Publicado por a 25/06/2018 em Textos para reflexão | Comentários desligados

Aprendizagens essenciais

 

A APP tem participado na discussão das questões do ensino do português a partir de uma atitude aberta, sobretudo enquanto lugar de inquietação pedagógica. Assim, os elementos da direção da APP formaram opiniões fortes sobre questões axiais como: a transversalidade como metodologia na aprendizagem, a cultura literária, o lugar e o modo do ensino da gramática, a didática da oralidade, da leitura e da escrita. Na participação nas Aprendizagens Essenciais, essas posições estiveram necessariamente presentes, à luz das quais propomos um olhar sobre as AE, enquanto etapa no devir do ensino do português.

As situações de aprendizagem serão tanto mais significativas, quanto mais relações conseguirmos estabelecer entre os diferentes domínios e competências da disciplina de Português e entre o Português e as outras disciplinas.

A aprendizagem da leitura faz-se incluindo textos, literária e afetivamente significativos para a criança. A escolha de textos pelo professor é importante para garantir a sua adequação aos diferentes contextos educativos e ao perfil específico dos alunos. Seria desejável que este princípio acompanhasse todo o ensino básico e secundário. Em vez da uniformidade de leituras imposta, alunos e professores escolheriam os textos de um referencial restrito de obras de grande qualidade histórico-literária.

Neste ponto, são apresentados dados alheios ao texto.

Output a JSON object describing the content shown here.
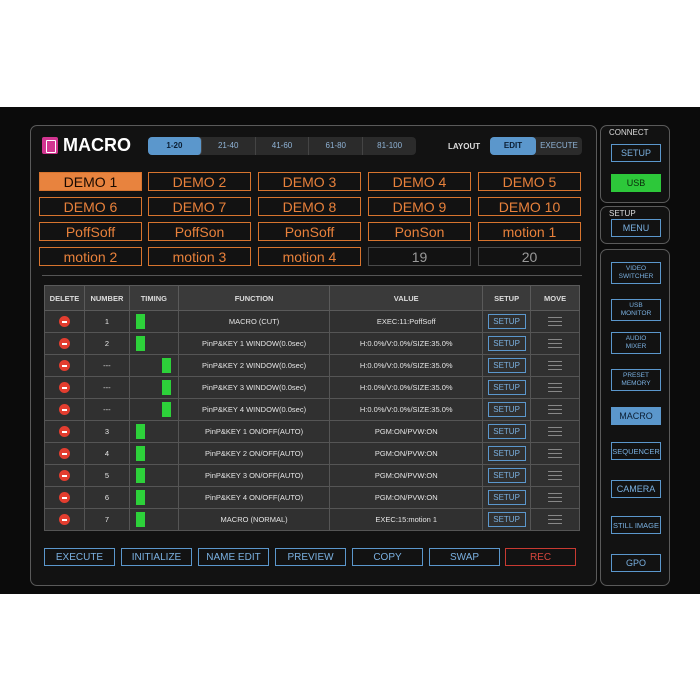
{
  "title": "MACRO",
  "pages": [
    "1-20",
    "21-40",
    "41-60",
    "61-80",
    "81-100"
  ],
  "active_page": 0,
  "layout": {
    "label": "LAYOUT",
    "edit": "EDIT",
    "execute": "EXECUTE"
  },
  "macros": [
    "DEMO 1",
    "DEMO 2",
    "DEMO 3",
    "DEMO 4",
    "DEMO 5",
    "DEMO 6",
    "DEMO 7",
    "DEMO 8",
    "DEMO 9",
    "DEMO 10",
    "PoffSoff",
    "PoffSon",
    "PonSoff",
    "PonSon",
    "motion 1",
    "motion 2",
    "motion 3",
    "motion 4",
    "19",
    "20"
  ],
  "table": {
    "headers": [
      "DELETE",
      "NUMBER",
      "TIMING",
      "FUNCTION",
      "VALUE",
      "SETUP",
      "MOVE"
    ],
    "rows": [
      {
        "number": "1",
        "timing": "start",
        "function": "MACRO (CUT)",
        "value": "EXEC:11:PoffSoff",
        "setup": "SETUP"
      },
      {
        "number": "2",
        "timing": "start",
        "function": "PinP&KEY 1 WINDOW(0.0sec)",
        "value": "H:0.0%/V:0.0%/SIZE:35.0%",
        "setup": "SETUP"
      },
      {
        "number": "---",
        "timing": "sub",
        "function": "PinP&KEY 2 WINDOW(0.0sec)",
        "value": "H:0.0%/V:0.0%/SIZE:35.0%",
        "setup": "SETUP"
      },
      {
        "number": "---",
        "timing": "sub",
        "function": "PinP&KEY 3 WINDOW(0.0sec)",
        "value": "H:0.0%/V:0.0%/SIZE:35.0%",
        "setup": "SETUP"
      },
      {
        "number": "---",
        "timing": "sub",
        "function": "PinP&KEY 4 WINDOW(0.0sec)",
        "value": "H:0.0%/V:0.0%/SIZE:35.0%",
        "setup": "SETUP"
      },
      {
        "number": "3",
        "timing": "start",
        "function": "PinP&KEY 1 ON/OFF(AUTO)",
        "value": "PGM:ON/PVW:ON",
        "setup": "SETUP"
      },
      {
        "number": "4",
        "timing": "start",
        "function": "PinP&KEY 2 ON/OFF(AUTO)",
        "value": "PGM:ON/PVW:ON",
        "setup": "SETUP"
      },
      {
        "number": "5",
        "timing": "start",
        "function": "PinP&KEY 3 ON/OFF(AUTO)",
        "value": "PGM:ON/PVW:ON",
        "setup": "SETUP"
      },
      {
        "number": "6",
        "timing": "start",
        "function": "PinP&KEY 4 ON/OFF(AUTO)",
        "value": "PGM:ON/PVW:ON",
        "setup": "SETUP"
      },
      {
        "number": "7",
        "timing": "start",
        "function": "MACRO (NORMAL)",
        "value": "EXEC:15:motion 1",
        "setup": "SETUP"
      }
    ]
  },
  "bottom_buttons": [
    "EXECUTE",
    "INITIALIZE",
    "NAME EDIT",
    "PREVIEW",
    "COPY",
    "SWAP",
    "REC"
  ],
  "side": {
    "connect_label": "CONNECT",
    "setup": "SETUP",
    "usb": "USB",
    "setup_label": "SETUP",
    "menu": "MENU",
    "nav": [
      "VIDEO\nSWITCHER",
      "USB\nMONITOR",
      "AUDIO\nMIXER",
      "PRESET\nMEMORY",
      "MACRO",
      "SEQUENCER",
      "CAMERA",
      "STILL IMAGE",
      "GPO"
    ]
  },
  "colors": {
    "accent": "#5b97cc",
    "orange": "#e8813b",
    "green": "#2dd13a",
    "red": "#e33d2f"
  }
}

O essencial do ensino da gramática é o trabalho de análise que o aluno faz do material linguístico e não a mera identificação de funções e classificação de casos. Assim, antes de classificar, importa testar, para daí se extraírem conclusões. A observação e experimentação levam, por exemplo, o aluno a descobrir os grupos que podem integrar uma frase, se um certo grupo é exigido na frase ou se é livremente acrescentado, antes de identificarem as respetivas funções sintáticas.

Quanto à oralidade, à leitura e à escrita, interessa que o jovem domine diversas práticas textuais essenciais à sua vida de cidadão, não descurando em nenhum momento a necessária cultura histórica e literária.

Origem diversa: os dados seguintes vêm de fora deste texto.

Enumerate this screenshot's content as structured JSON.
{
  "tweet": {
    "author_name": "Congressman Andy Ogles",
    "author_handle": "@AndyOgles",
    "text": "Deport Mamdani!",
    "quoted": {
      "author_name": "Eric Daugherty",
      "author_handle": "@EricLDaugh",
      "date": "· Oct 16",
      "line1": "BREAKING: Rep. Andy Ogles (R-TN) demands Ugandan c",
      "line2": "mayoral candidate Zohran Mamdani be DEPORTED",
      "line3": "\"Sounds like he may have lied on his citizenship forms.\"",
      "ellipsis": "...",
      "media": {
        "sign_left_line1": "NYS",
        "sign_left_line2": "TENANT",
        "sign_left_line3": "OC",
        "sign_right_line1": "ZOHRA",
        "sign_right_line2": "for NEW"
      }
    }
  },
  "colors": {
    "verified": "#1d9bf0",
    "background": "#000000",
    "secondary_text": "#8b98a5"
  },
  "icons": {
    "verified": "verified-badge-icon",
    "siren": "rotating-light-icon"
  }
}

As AE consagram, ainda que de modo desigual, algumas destas preocupações. Cremos que importa continuar a trabalhar na área do cânone literário, eventualmente partindo do trabalho feito no programa em vigor, no sentido de expandir as listas de obras, criando mais alternativas aos professores e tratando com mais justiça os grandes escritores da nossa literatura.

Filomena Viegas e Luís Filipe Redes (APP). “Inquietações Pedagógicas: Aprendizagens essenciais”. Jornal de Letras, N. 1245. 20 de junho a 3 de julho 2018.